Fernando Azevêdo
Repórter
O Rio Grande do Norte amargou um prejuízo de R$ 1,43
bilhão em cortes de geração de energia renovável somente entre os meses de
janeiro e outubro de 2025, segundo dados da consultoria Volt Robotics, baseados
em índices do Operador Nacional do Sistema (ONS). Além disso, o estado foi o
mais prejudicado com os “curtailments” (cortes na geração de energia
determinados pelo ONS para evitar sobrecarga no sistema) que ocorreram no
Brasil em outubro deste ano. No período, o RN perdeu 45,99% da capacidade de
gerar energia eólica e solar. O cenário, provocado por descompassos entre a
demanda e a transmissão, preocupa especialistas, que defendem ressarcimentos
aos geradores e temem que o RN perca investimentos.
No Brasil, entre janeiro e outubro deste ano, os cortes geraram uma perda de
receita de R$ 5,4 bilhões nas usinas eólicas e solares centralizadas,
especialmente no Nordeste.

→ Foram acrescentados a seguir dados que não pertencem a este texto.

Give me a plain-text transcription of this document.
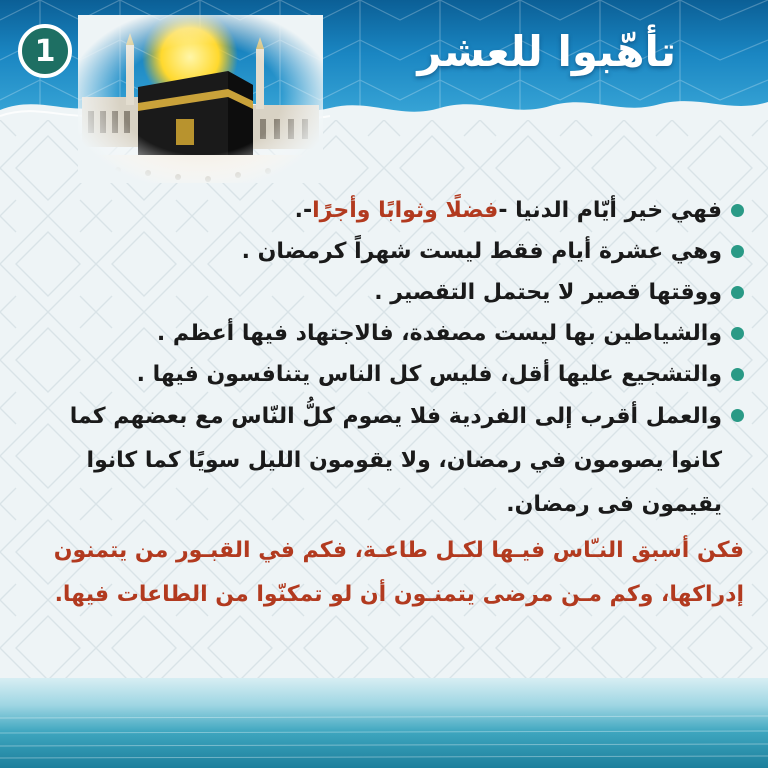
1	تأهّبوا للعشر
فهي خير أيّام الدنيا -فضلًا وثوابًا وأجرًا-.
وهي عشرة أيام فقط ليست شهراً كرمضان .
ووقتها قصير لا يحتمل التقصير .
والشياطين بها ليست مصفدة، فالاجتهاد فيها أعظم .
والتشجيع عليها أقل، فليس كل الناس يتنافسون فيها .
والعمل أقرب إلى الفردية فلا يصوم كلُّ النّاس مع بعضهم كما كانوا يصومون في رمضان، ولا يقومون الليل سويًا كما كانوا يقيمون فى رمضان.
فكن أسبق النـّاس فيـها لكـل طاعـة، فكم في القبـور من يتمنون إدراكها، وكم مـن مرضى يتمنـون أن لو تمكنّوا من الطاعات فيها.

O monitoramento da Volt Robotics indica que 20,4% de
toda a geração renovável que poderia ser produzida no país foi desperdiçada
nesse período.
Os “curtailments” são determinados pelo ONS e ocorrem especialmente em dois
cenários: quando a energia produzida é maior do que a consumida em determinado
horário e quando as linhas de transmissão não conseguem escoar a energia que
seria produzida.
Em nota, o ONS explica que os cortes são “uma medida necessária para garantir a
segurança e a confiabilidade do Sistema Interligado Nacional (SIN), que tem
como premissa fundamental o equilíbrio entre carga e geração”. Para gerir o
excedente energético, o Operador pede o desligamento ou a redução de potência
das usinas.
Para Sérgio Azevedo, presidente da Comissão Técnica de Energias Renováveis da
Fiern (Coere), os cortes ocorrem devido à falta de planejamento na organização
do sistema elétrico. “O Governo Federal cometeu um erro de planejamento e tem
descontrole do crescimento exponencial da Micro e Minigeração Distribuída
[MMGD]. Ele não conseguiu prever que ia ter tanta energia gerada no telhado e
não controla essa geração, que compromete o sistema”, explica. A MMGD não sofre
cortes, apenas usinas eólicas e/ou fotovoltaicas centralizadas.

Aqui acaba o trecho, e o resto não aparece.